Politisches Chaos, familiäres Chaos

Reinas — Die Königinnen

In Klaudia Reynickes Drama findet eine kaputte Familie unter extremen Umständen zusammen

Coming-of-Age-Geschichten konzentrieren sich gewöhnlich auf die Entwicklung ihrer jugendlichen Protagonisten. In Klaudia Reynickes Drama, das auf der diesjährigen Berlinale den Großen Preis der Jury erhielt, macht hingegen die ganze Familie eine spannende Entwicklung durch — allen voran der kindsköpfige Vater.

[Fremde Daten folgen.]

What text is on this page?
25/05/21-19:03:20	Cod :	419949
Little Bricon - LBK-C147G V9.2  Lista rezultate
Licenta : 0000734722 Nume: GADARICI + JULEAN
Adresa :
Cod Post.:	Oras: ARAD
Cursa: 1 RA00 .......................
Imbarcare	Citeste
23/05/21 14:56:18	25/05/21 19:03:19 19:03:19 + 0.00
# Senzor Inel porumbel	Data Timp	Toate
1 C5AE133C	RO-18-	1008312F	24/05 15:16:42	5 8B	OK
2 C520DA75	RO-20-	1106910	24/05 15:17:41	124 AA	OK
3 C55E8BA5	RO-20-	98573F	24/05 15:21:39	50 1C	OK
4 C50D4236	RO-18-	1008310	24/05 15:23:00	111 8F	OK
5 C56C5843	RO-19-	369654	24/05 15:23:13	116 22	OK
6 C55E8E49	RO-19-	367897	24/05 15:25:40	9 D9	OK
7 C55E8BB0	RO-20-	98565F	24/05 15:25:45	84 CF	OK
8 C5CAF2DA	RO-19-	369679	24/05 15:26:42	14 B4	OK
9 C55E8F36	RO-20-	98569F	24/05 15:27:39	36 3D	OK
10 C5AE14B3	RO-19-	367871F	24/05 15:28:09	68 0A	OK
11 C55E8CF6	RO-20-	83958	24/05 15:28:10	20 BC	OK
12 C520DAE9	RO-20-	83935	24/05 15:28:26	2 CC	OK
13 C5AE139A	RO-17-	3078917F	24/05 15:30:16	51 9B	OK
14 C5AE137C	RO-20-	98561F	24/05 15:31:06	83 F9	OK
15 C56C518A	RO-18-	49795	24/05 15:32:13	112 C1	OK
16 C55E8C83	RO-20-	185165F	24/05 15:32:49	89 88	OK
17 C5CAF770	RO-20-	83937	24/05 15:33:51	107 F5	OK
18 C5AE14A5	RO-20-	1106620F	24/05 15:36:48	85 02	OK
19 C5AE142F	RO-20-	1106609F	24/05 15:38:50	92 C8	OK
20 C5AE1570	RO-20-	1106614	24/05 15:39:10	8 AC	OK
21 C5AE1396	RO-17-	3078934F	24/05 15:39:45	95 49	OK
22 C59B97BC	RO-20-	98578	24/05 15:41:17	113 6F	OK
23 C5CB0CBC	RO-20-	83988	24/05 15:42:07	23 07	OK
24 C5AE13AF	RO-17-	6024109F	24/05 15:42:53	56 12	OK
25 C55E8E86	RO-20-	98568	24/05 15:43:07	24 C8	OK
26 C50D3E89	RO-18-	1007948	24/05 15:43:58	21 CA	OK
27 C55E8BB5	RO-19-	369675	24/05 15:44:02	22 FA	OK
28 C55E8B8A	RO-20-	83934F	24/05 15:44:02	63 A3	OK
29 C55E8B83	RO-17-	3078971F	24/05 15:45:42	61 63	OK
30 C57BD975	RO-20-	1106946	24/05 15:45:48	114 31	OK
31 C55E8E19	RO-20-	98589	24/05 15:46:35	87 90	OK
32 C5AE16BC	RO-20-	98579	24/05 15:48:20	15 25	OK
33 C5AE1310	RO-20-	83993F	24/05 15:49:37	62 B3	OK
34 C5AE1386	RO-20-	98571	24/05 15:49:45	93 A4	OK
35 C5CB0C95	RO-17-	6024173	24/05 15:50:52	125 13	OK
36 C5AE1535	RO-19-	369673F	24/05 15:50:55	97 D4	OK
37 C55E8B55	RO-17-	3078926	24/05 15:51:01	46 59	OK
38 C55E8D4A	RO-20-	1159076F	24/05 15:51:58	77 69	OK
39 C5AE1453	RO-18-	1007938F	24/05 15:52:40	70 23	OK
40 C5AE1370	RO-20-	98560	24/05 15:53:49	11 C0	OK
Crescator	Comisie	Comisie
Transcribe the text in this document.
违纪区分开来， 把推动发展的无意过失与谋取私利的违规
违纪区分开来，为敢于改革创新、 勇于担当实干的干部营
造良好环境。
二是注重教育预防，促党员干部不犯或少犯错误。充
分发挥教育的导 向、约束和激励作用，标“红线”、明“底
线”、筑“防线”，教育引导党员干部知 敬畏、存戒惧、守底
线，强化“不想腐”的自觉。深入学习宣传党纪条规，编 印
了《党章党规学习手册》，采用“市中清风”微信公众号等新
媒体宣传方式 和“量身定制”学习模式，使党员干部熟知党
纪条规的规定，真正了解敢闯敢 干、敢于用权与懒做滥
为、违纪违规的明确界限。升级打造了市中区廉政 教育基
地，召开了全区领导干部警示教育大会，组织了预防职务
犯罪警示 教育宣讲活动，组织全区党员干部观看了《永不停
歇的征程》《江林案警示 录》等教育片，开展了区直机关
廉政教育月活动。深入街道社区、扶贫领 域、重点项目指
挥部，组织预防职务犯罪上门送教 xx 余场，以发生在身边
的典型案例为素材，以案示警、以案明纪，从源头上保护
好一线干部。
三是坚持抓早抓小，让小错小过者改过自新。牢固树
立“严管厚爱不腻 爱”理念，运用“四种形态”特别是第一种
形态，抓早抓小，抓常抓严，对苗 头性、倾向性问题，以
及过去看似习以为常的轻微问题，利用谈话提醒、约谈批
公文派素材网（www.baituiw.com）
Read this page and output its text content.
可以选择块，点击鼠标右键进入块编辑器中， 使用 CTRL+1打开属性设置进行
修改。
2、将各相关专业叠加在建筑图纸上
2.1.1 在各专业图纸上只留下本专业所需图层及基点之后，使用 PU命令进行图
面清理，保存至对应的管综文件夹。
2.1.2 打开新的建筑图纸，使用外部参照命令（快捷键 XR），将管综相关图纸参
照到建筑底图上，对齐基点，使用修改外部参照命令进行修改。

Realer Hintergrund der komplexen Geschichte sind die Unruhen in Peru während der frühen 90er Jahre. Das Land wird von Faschisten regiert, die aufständische Gruppe »Leuchtender Pfad« verübt Terroranschläge, nächtliche Ausgangssperren sind die Folge, Stromausfälle an der Tagesordnung, die Inflation steigt.

Aurora und Lucía wachsen in der Hauptstadt Lima in privilegierten Verhältnissen auf. Dennoch bekommen auch sie die Folgen der politischen Lage zu spüren. Ihre Mutter Elena hat sich deshalb entschlossen, in die USA auszuwandern, es fehlt nur noch die Unterschrift des Vaters unter der Ausreisegenehmigung. Doch Carlos, von dem Elena sich vor langer Zeit getrennt hat, ist ein unzuverlässiger Mann und notorischer Lügner. Eigentlich schlägt er sich als Taxifahrer und Sicherheitskraft durch, behauptet aber je nach Stimmung Schauspieler, Krokodiljäger oder Geheimagent zu sein. Elenas Mutter, die von der Almodovar-Veteranin Susi Sánchez verkörpert wird, verabscheut »El Loco«, den Verrückten, wie einige ihn nennen.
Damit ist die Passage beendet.